É isso aí! Espero ter ajudado quem tá começando agora ou precisa de umas ideias novas pra trabalhar essa habilidade na sala de aula. Sempre bom trocar experiências aqui no fórum! Abraço!

Olha, uma das coisas que mais gosto de perceber é quando os meninos começam a se virar sozinhos, sabe? Quando a gente tá ali pela sala, circulando, e eles tão em grupo discutindo e um já começa a explicar pro outro. Teve uma vez que tava passando pelas mesas e ouvi o João falando pro Pedro assim: "Cara, não é só medir com a régua e pronto. Tem que olhar a escala aqui no cantinho. Se a escala é 1:100.000, cada centímetro aqui é 1 km na vida real". Quando escuto isso, já penso "ah, esse entendeu".

Outra coisa legal é quando eles colocam o conteúdo no meio de uma conversa fora do contexto da aula. Tipo, a Ana tava falando com a Maria sobre uma viagem que fez com a família e mencionou o mapa da viagem. Aí ela solta: "A gente usou o mapa pra ver que ia ser uns 200 km de um lugar pro outro. Olhei na escala e calculei na hora", aí eu vi que ela tava aplicando o que aprendeu na aula sem nem perceber.
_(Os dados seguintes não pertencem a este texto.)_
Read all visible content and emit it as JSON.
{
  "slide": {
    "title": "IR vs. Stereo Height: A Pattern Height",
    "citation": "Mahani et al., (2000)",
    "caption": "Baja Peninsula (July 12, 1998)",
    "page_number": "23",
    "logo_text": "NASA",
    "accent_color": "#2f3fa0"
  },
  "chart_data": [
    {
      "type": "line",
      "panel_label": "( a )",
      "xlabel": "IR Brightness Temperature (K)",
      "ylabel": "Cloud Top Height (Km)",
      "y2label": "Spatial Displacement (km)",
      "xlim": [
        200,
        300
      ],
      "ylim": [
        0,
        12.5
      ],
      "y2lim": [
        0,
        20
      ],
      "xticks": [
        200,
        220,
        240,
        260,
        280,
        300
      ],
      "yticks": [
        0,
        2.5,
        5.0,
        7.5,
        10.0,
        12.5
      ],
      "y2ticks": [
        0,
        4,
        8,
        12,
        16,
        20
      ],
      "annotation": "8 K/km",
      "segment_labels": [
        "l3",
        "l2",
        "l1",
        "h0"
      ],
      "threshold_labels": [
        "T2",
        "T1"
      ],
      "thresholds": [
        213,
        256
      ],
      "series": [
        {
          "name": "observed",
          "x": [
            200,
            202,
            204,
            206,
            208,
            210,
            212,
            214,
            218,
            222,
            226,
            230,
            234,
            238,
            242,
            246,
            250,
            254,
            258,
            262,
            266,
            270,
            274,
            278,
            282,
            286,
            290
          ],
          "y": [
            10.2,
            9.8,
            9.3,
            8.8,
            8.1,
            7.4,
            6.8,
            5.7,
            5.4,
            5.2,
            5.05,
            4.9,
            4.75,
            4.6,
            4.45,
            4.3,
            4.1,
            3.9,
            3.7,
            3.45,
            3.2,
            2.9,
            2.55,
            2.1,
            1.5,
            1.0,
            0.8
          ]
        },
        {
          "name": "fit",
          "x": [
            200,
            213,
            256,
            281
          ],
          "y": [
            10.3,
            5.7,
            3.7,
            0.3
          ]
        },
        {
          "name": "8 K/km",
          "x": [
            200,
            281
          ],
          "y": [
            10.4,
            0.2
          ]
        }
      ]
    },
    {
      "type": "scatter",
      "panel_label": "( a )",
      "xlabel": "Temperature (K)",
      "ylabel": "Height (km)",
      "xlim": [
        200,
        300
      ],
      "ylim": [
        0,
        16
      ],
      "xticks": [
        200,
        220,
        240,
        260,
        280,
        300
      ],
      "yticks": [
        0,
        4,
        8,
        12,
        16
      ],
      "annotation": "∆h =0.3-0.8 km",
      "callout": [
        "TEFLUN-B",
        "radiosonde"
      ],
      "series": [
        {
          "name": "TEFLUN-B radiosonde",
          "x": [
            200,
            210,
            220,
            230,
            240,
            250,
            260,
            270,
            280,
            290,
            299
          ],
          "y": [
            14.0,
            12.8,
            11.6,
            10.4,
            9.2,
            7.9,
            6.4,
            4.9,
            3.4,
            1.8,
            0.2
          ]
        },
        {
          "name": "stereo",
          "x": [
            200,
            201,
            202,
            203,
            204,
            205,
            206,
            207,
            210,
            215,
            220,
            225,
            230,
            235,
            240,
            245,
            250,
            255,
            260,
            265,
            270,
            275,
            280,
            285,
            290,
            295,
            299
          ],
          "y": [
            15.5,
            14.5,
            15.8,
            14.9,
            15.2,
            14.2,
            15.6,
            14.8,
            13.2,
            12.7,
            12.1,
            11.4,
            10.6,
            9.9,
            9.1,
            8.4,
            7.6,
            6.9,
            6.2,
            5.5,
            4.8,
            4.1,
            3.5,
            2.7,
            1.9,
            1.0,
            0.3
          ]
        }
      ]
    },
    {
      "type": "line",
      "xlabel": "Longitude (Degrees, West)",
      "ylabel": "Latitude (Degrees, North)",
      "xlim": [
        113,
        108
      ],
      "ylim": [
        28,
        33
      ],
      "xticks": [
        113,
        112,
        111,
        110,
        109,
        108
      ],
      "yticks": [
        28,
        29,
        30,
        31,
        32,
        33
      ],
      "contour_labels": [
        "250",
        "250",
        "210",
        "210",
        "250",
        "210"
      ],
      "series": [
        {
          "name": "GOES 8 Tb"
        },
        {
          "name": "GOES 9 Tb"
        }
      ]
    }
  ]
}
Mas claro, nem tudo são flores. Os erros são parte do aprendizado e eles acontecem muito. Um erro comum é confundir unidade de medida. Eu sempre falo pra ter atenção, mas o Lucas vive errando isso aí. Ele mede a distância no mapa, vê lá que deu 7 cm e esquece de verificar a escala direito. Daí quando vai calcular, multiplica errado ou usa unidade trocada, tipo fala em metros ao invés de quilômetros. Esses erros são normais porque às vezes eles ficam ansiosos pra chegar na resposta logo e passam batido nas etapas.

Quando pego um erro desses na hora, tento não dar a resposta de bandeja. Dou uma cutucada do tipo: "Lucas, olha bem essa escala aí, cê tem certeza desse resultado?". Isso ajuda eles a desenvolverem autonomia pra revisar o que fizeram.

Agora, falando da galera que precisa de um cuidado especial, tenho o Matheus com TDAH e a Clara com TEA na minha turma. Com o Matheus, preciso fazer algumas adaptações nas atividades pra manter ele focado. Geralmente uso cores vibrantes nos mapas ou coloco ele em desafios curtos pra não perder o interesse rápido. Uma vez testei um app de geografia no tablet dele e foi um sucesso! Mas também já tentei dar mapas muito detalhados e vi que ele se perdeu nas informações.

Com a Clara, tenho que ser mais direto e claro nas instruções. Gosto de usar materiais visuais bem simples e objetivos. Às vezes deixo ela explorar mapas em alto relevo porque ela responde bem a estímulos táteis. Ensinar algo como escala requer paciência extra e eu sempre tenho certeza de dar tempo suficiente pra ela assimilar as informações sem pressão.

O próprio ritmo das atividades é importante pros dois. Faço pausas estratégicas pra não sobrecarregar ninguém. Já percebi que sessões curtas e frequentes são mais eficazes do que longas maratonas de exercício.

E claro, sempre consulto os especialistas da escola ou os próprios pais caso precise ajustar alguma coisa específica pros dois.

Bom, acho que é isso! Compartilhar essas experiências sempre me faz ver como cada aluno aprende do seu jeito e como nossa profissão requer criatividade e empatia constantes. Espero que algo aqui tenha sido útil pra vocês também!

Até a próxima troca de ideias por aqui, pessoal! Abraço!